The real question for adding more parallel performance is this, is the subset of problems where there is enough parallerism available important enough to warrant adding more parallel performance, given the low relative cost of doing it. And another is how important is the subset of problems that you can force through those simple interfaces to become parallel. As for most things we already are running fast enough so adding parallerism isn't about making all things go faster, its more about handling Bigger datasets in acceptable time. We won't see UI spaghetti code that runs faster than human it interacts with become parallel, but we see that spaghetti code give simple working threads each a piece of enormous data set to be processed, and now to problem becomes only creating splits in large data set on natural boundaries and keeping pointers to said boundaries.
> > or people using DAGs to explain why reference count is a solid
> > solution when complex object graphs typically have cycles
>
> Oh, I agree. My example was the simple case. The really complex cases are much worse.
>
> I seriously don't believe that the future is parallel. People who think you can solve it with compilers
> or programming languages (or better programmers) are so far out to lunch that it's not even funny.
>
> Parallelism works well in simplified cases with fairly clear interfaces and models. You find
> parallelism in servers with independent queries, in HPC, in kernels, in databases. And even
> there, people work really hard to make it work at all, and tend to expressly limit their models
> to be more amenable to it (eg databases do some things much better than others, so DB admins
> make sure that they lay out their data in order to cater to the limitations).
>
> Of course, other programming models can work. Neural networks are inherently very
> parallel indeed. And you don't need smarter programmers to program them either..
>
> Linus
Future is parallel in one way or another, simply because diminishing returns on improving serial we are pretty close to a point where improving some serial programs always means making other serial programs running slower because trade offs required just like P4. The trade off between adding serial and parallel performance to hardware, programmers almost always overestimate the amount of potential serial performance improvement relative the amount of improvement of peak parallel performance. Then they start discounting from that parallel number the percentage of non-parallel problems, and amdahl's law and everything, while hardware people have closer to realistic number as base number.

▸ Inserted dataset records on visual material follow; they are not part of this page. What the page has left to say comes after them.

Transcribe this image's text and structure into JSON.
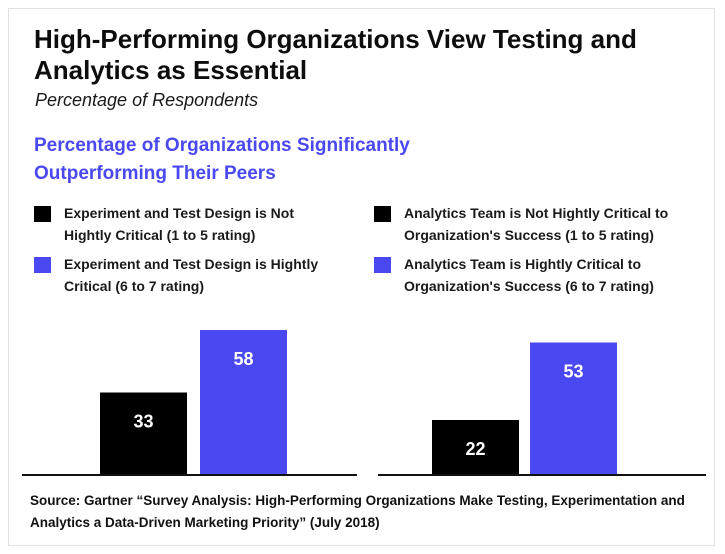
{
  "colors": {
    "not_critical": "#000000",
    "critical": "#4a48f0",
    "heading": "#4a48f0"
  },
  "title": "High-Performing Organizations View Testing and Analytics as Essential",
  "subtitle": "Percentage of Respondents",
  "heading": "Percentage of Organizations Significantly Outperforming Their Peers",
  "legend_left": [
    {
      "label": "Experiment and Test Design is Not Hightly Critical (1 to 5 rating)",
      "color": "#000000"
    },
    {
      "label": "Experiment and Test Design is Hightly Critical (6 to 7 rating)",
      "color": "#4a48f0"
    }
  ],
  "legend_right": [
    {
      "label": "Analytics Team is Not Hightly Critical to Organization's Success (1 to 5 rating)",
      "color": "#000000"
    },
    {
      "label": "Analytics Team is Hightly Critical to Organization's Success (6 to 7 rating)",
      "color": "#4a48f0"
    }
  ],
  "chart_data": [
    {
      "type": "bar",
      "categories": [
        "Experiment and Test Design is Not Hightly Critical (1 to 5 rating)",
        "Experiment and Test Design is Hightly Critical (6 to 7 rating)"
      ],
      "values": [
        33,
        58
      ],
      "colors": [
        "#000000",
        "#4a48f0"
      ],
      "ylim": [
        0,
        60
      ],
      "grid": false,
      "legend": "top"
    },
    {
      "type": "bar",
      "categories": [
        "Analytics Team is Not Hightly Critical to Organization's Success (1 to 5 rating)",
        "Analytics Team is Hightly Critical to Organization's Success (6 to 7 rating)"
      ],
      "values": [
        22,
        53
      ],
      "colors": [
        "#000000",
        "#4a48f0"
      ],
      "ylim": [
        0,
        60
      ],
      "grid": false,
      "legend": "top"
    }
  ],
  "source": "Source: Gartner “Survey Analysis: High-Performing Organizations Make Testing, Experimentation and Analytics a Data-Driven Marketing Priority” (July 2018)"
}
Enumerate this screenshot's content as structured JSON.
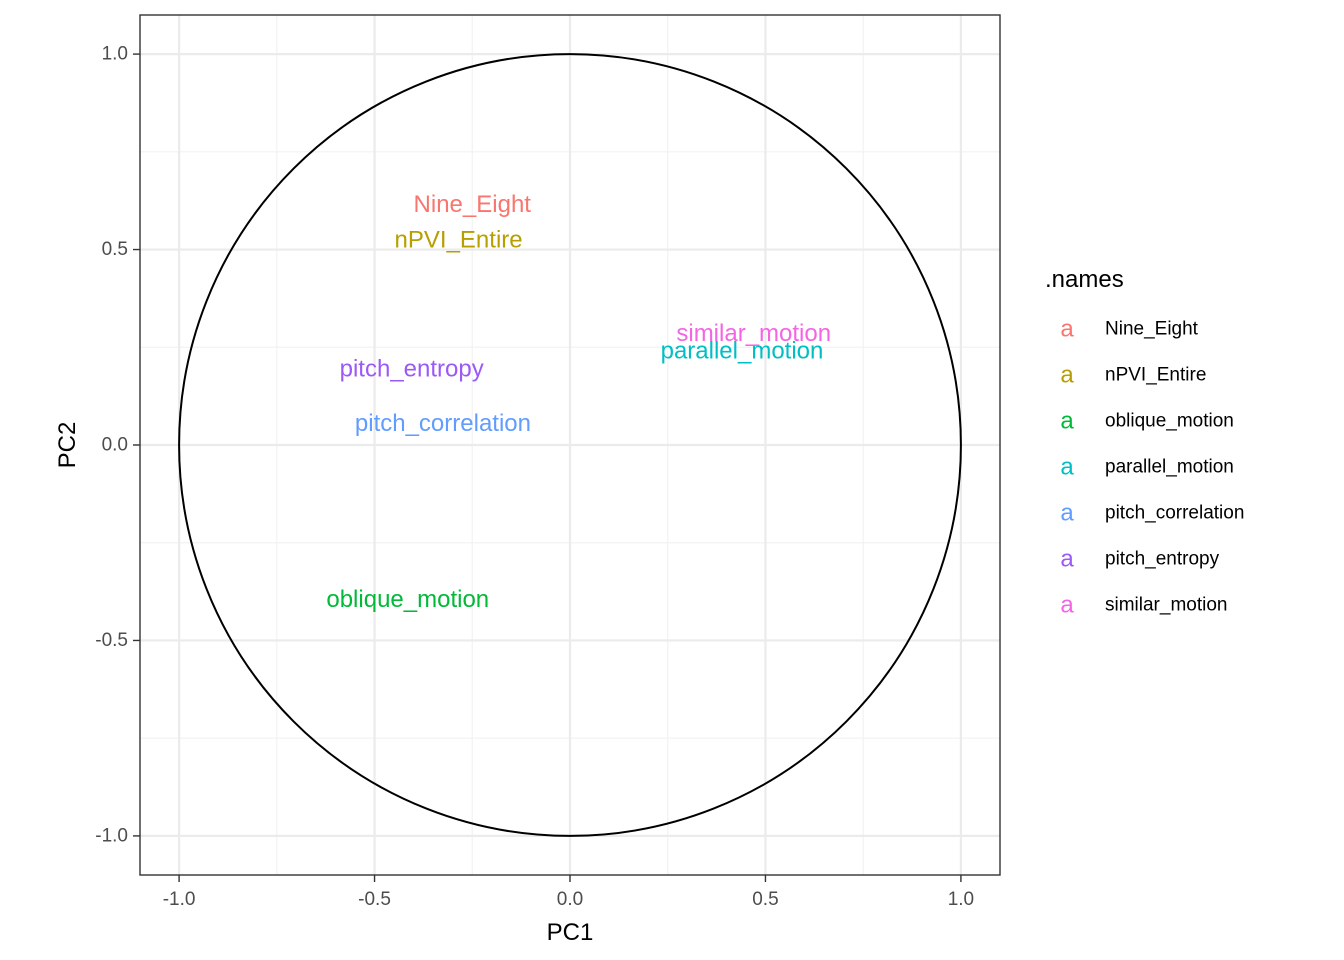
{
  "chart_data": {
    "type": "scatter",
    "title": "",
    "xlabel": "PC1",
    "ylabel": "PC2",
    "xlim": [
      -1.1,
      1.1
    ],
    "ylim": [
      -1.1,
      1.1
    ],
    "x_ticks": [
      -1.0,
      -0.5,
      0.0,
      0.5,
      1.0
    ],
    "y_ticks": [
      -1.0,
      -0.5,
      0.0,
      0.5,
      1.0
    ],
    "x_tick_labels": [
      "-1.0",
      "-0.5",
      "0.0",
      "0.5",
      "1.0"
    ],
    "y_tick_labels": [
      "-1.0",
      "-0.5",
      "0.0",
      "0.5",
      "1.0"
    ],
    "grid": true,
    "unit_circle": true,
    "legend": {
      "title": ".names",
      "position": "right",
      "key_glyph": "a"
    },
    "series": [
      {
        "name": "Nine_Eight",
        "color": "#F8766D",
        "x": -0.25,
        "y": 0.615
      },
      {
        "name": "nPVI_Entire",
        "color": "#B79F00",
        "x": -0.285,
        "y": 0.525
      },
      {
        "name": "oblique_motion",
        "color": "#00BA38",
        "x": -0.415,
        "y": -0.395
      },
      {
        "name": "parallel_motion",
        "color": "#00BFC4",
        "x": 0.44,
        "y": 0.24
      },
      {
        "name": "pitch_correlation",
        "color": "#619CFF",
        "x": -0.325,
        "y": 0.055
      },
      {
        "name": "pitch_entropy",
        "color": "#9B59F6",
        "x": -0.405,
        "y": 0.195
      },
      {
        "name": "similar_motion",
        "color": "#F564E3",
        "x": 0.47,
        "y": 0.285
      }
    ]
  }
}
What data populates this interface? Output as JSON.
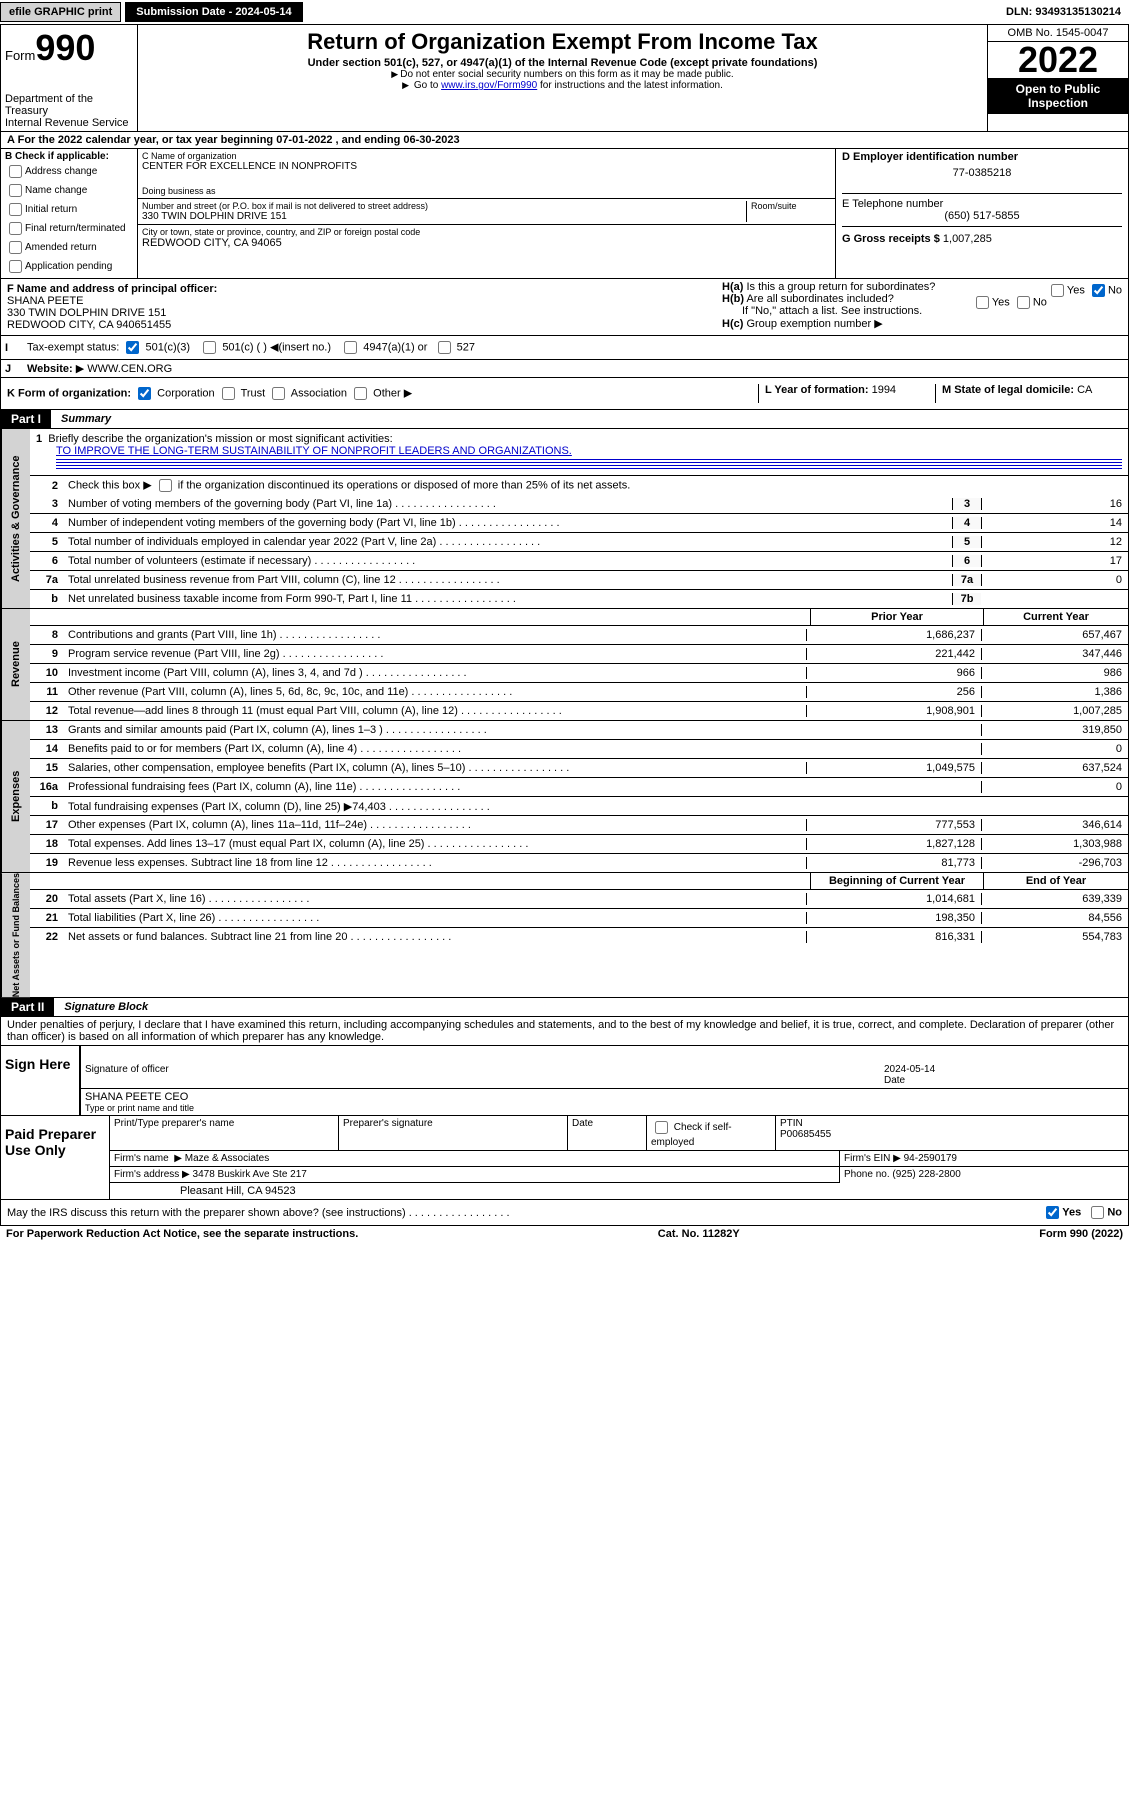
{
  "topbar": {
    "efile": "efile GRAPHIC print",
    "subdate_label": "Submission Date - 2024-05-14",
    "dln": "DLN: 93493135130214"
  },
  "header": {
    "form_label": "Form",
    "form_num": "990",
    "main_title": "Return of Organization Exempt From Income Tax",
    "subtitle": "Under section 501(c), 527, or 4947(a)(1) of the Internal Revenue Code (except private foundations)",
    "note1": "Do not enter social security numbers on this form as it may be made public.",
    "note2a": "Go to ",
    "note2_link": "www.irs.gov/Form990",
    "note2b": " for instructions and the latest information.",
    "dept": "Department of the Treasury",
    "irs": "Internal Revenue Service",
    "omb": "OMB No. 1545-0047",
    "year": "2022",
    "open": "Open to Public Inspection"
  },
  "A": {
    "text": "For the 2022 calendar year, or tax year beginning 07-01-2022   , and ending 06-30-2023",
    "service": "Service"
  },
  "B": {
    "label": "B Check if applicable:",
    "items": [
      "Address change",
      "Name change",
      "Initial return",
      "Final return/terminated",
      "Amended return",
      "Application pending"
    ]
  },
  "C": {
    "name_label": "C Name of organization",
    "name": "CENTER FOR EXCELLENCE IN NONPROFITS",
    "dba_label": "Doing business as",
    "street_label": "Number and street (or P.O. box if mail is not delivered to street address)",
    "room": "Room/suite",
    "street": "330 TWIN DOLPHIN DRIVE 151",
    "city_label": "City or town, state or province, country, and ZIP or foreign postal code",
    "city": "REDWOOD CITY, CA  94065"
  },
  "D": {
    "label": "D Employer identification number",
    "val": "77-0385218"
  },
  "E": {
    "label": "E Telephone number",
    "val": "(650) 517-5855"
  },
  "G": {
    "label": "G Gross receipts $",
    "val": "1,007,285"
  },
  "F": {
    "label": "F  Name and address of principal officer:",
    "name": "SHANA PEETE",
    "addr1": "330 TWIN DOLPHIN DRIVE 151",
    "addr2": "REDWOOD CITY, CA  940651455"
  },
  "H": {
    "a": "Is this a group return for subordinates?",
    "b": "Are all subordinates included?",
    "b_note": "If \"No,\" attach a list. See instructions.",
    "c": "Group exemption number",
    "yes": "Yes",
    "no": "No"
  },
  "I": {
    "label": "Tax-exempt status:",
    "opts": [
      "501(c)(3)",
      "501(c) (  )",
      "(insert no.)",
      "4947(a)(1) or",
      "527"
    ]
  },
  "J": {
    "label": "Website:",
    "val": "WWW.CEN.ORG"
  },
  "K": {
    "label": "K Form of organization:",
    "opts": [
      "Corporation",
      "Trust",
      "Association",
      "Other"
    ]
  },
  "L": {
    "label": "L Year of formation:",
    "val": "1994"
  },
  "M": {
    "label": "M State of legal domicile:",
    "val": "CA"
  },
  "part1": {
    "label": "Part I",
    "title": "Summary",
    "l1": {
      "num": "1",
      "text": "Briefly describe the organization's mission or most significant activities:",
      "val": "TO IMPROVE THE LONG-TERM SUSTAINABILITY OF NONPROFIT LEADERS AND ORGANIZATIONS."
    },
    "l2": {
      "num": "2",
      "text": "Check this box",
      "text2": "if the organization discontinued its operations or disposed of more than 25% of its net assets."
    },
    "lines_num": [
      {
        "num": "3",
        "text": "Number of voting members of the governing body (Part VI, line 1a)",
        "box": "3",
        "val": "16"
      },
      {
        "num": "4",
        "text": "Number of independent voting members of the governing body (Part VI, line 1b)",
        "box": "4",
        "val": "14"
      },
      {
        "num": "5",
        "text": "Total number of individuals employed in calendar year 2022 (Part V, line 2a)",
        "box": "5",
        "val": "12"
      },
      {
        "num": "6",
        "text": "Total number of volunteers (estimate if necessary)",
        "box": "6",
        "val": "17"
      },
      {
        "num": "7a",
        "text": "Total unrelated business revenue from Part VIII, column (C), line 12",
        "box": "7a",
        "val": "0"
      },
      {
        "num": "b",
        "text": "Net unrelated business taxable income from Form 990-T, Part I, line 11",
        "box": "7b",
        "val": ""
      }
    ],
    "colhdr": {
      "prior": "Prior Year",
      "current": "Current Year"
    },
    "rev": [
      {
        "num": "8",
        "text": "Contributions and grants (Part VIII, line 1h)",
        "v1": "1,686,237",
        "v2": "657,467"
      },
      {
        "num": "9",
        "text": "Program service revenue (Part VIII, line 2g)",
        "v1": "221,442",
        "v2": "347,446"
      },
      {
        "num": "10",
        "text": "Investment income (Part VIII, column (A), lines 3, 4, and 7d )",
        "v1": "966",
        "v2": "986"
      },
      {
        "num": "11",
        "text": "Other revenue (Part VIII, column (A), lines 5, 6d, 8c, 9c, 10c, and 11e)",
        "v1": "256",
        "v2": "1,386"
      },
      {
        "num": "12",
        "text": "Total revenue—add lines 8 through 11 (must equal Part VIII, column (A), line 12)",
        "v1": "1,908,901",
        "v2": "1,007,285"
      }
    ],
    "exp": [
      {
        "num": "13",
        "text": "Grants and similar amounts paid (Part IX, column (A), lines 1–3 )",
        "v1": "",
        "v2": "319,850"
      },
      {
        "num": "14",
        "text": "Benefits paid to or for members (Part IX, column (A), line 4)",
        "v1": "",
        "v2": "0"
      },
      {
        "num": "15",
        "text": "Salaries, other compensation, employee benefits (Part IX, column (A), lines 5–10)",
        "v1": "1,049,575",
        "v2": "637,524"
      },
      {
        "num": "16a",
        "text": "Professional fundraising fees (Part IX, column (A), line 11e)",
        "v1": "",
        "v2": "0"
      },
      {
        "num": "b",
        "text": "Total fundraising expenses (Part IX, column (D), line 25)",
        "extra": "74,403",
        "v1": "",
        "v2": ""
      },
      {
        "num": "17",
        "text": "Other expenses (Part IX, column (A), lines 11a–11d, 11f–24e)",
        "v1": "777,553",
        "v2": "346,614"
      },
      {
        "num": "18",
        "text": "Total expenses. Add lines 13–17 (must equal Part IX, column (A), line 25)",
        "v1": "1,827,128",
        "v2": "1,303,988"
      },
      {
        "num": "19",
        "text": "Revenue less expenses. Subtract line 18 from line 12",
        "v1": "81,773",
        "v2": "-296,703"
      }
    ],
    "nethdr": {
      "c1": "Beginning of Current Year",
      "c2": "End of Year"
    },
    "net": [
      {
        "num": "20",
        "text": "Total assets (Part X, line 16)",
        "v1": "1,014,681",
        "v2": "639,339"
      },
      {
        "num": "21",
        "text": "Total liabilities (Part X, line 26)",
        "v1": "198,350",
        "v2": "84,556"
      },
      {
        "num": "22",
        "text": "Net assets or fund balances. Subtract line 21 from line 20",
        "v1": "816,331",
        "v2": "554,783"
      }
    ],
    "sides": {
      "gov": "Activities & Governance",
      "rev": "Revenue",
      "exp": "Expenses",
      "net": "Net Assets or Fund Balances"
    }
  },
  "part2": {
    "label": "Part II",
    "title": "Signature Block",
    "decl": "Under penalties of perjury, I declare that I have examined this return, including accompanying schedules and statements, and to the best of my knowledge and belief, it is true, correct, and complete. Declaration of preparer (other than officer) is based on all information of which preparer has any knowledge.",
    "sign_here": "Sign Here",
    "sig_officer": "Signature of officer",
    "date": "Date",
    "date_val": "2024-05-14",
    "name_title": "SHANA PEETE  CEO",
    "type_name": "Type or print name and title"
  },
  "paid": {
    "label": "Paid Preparer Use Only",
    "hdrs": [
      "Print/Type preparer's name",
      "Preparer's signature",
      "Date"
    ],
    "check": "Check         if self-employed",
    "ptin_label": "PTIN",
    "ptin": "P00685455",
    "firm_name_label": "Firm's name",
    "firm_name": "Maze & Associates",
    "ein_label": "Firm's EIN",
    "ein": "94-2590179",
    "firm_addr_label": "Firm's address",
    "firm_addr1": "3478 Buskirk Ave Ste 217",
    "firm_addr2": "Pleasant Hill, CA  94523",
    "phone_label": "Phone no.",
    "phone": "(925) 228-2800"
  },
  "bottom": {
    "q": "May the IRS discuss this return with the preparer shown above? (see instructions)",
    "yes": "Yes",
    "no": "No",
    "paperwork": "For Paperwork Reduction Act Notice, see the separate instructions.",
    "cat": "Cat. No. 11282Y",
    "form": "Form 990 (2022)"
  }
}
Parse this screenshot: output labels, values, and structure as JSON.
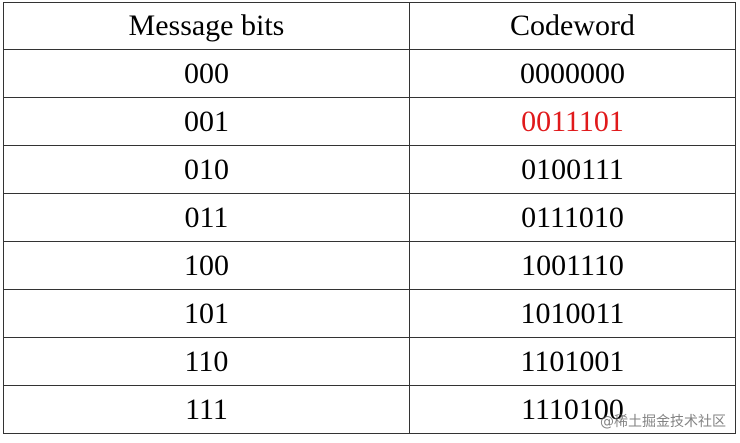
{
  "table": {
    "header": [
      "Message bits",
      "Codeword"
    ],
    "rows": [
      [
        "000",
        "0000000"
      ],
      [
        "001",
        "0011101"
      ],
      [
        "010",
        "0100111"
      ],
      [
        "011",
        "0111010"
      ],
      [
        "100",
        "1001110"
      ],
      [
        "101",
        "1010011"
      ],
      [
        "110",
        "1101001"
      ],
      [
        "111",
        "1110100"
      ]
    ]
  },
  "watermark": "@稀土掘金技术社区"
}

The real question for adding more parallel performance is this, is the subset of problems where there is enough parallerism available important enough to warrant adding more parallel performance, given the low relative cost of doing it. And another is how important is the subset of problems that you can force through those simple interfaces to become parallel. As for most things we already are running fast enough so adding parallerism isn't about making all things go faster, its more about handling Bigger datasets in acceptable time. We won't see UI spaghetti code that runs faster than human it interacts with become parallel, but we see that spaghetti code give simple working threads each a piece of enormous data set to be processed, and now to problem becomes only creating splits in large data set on natural boundaries and keeping pointers to said boundaries.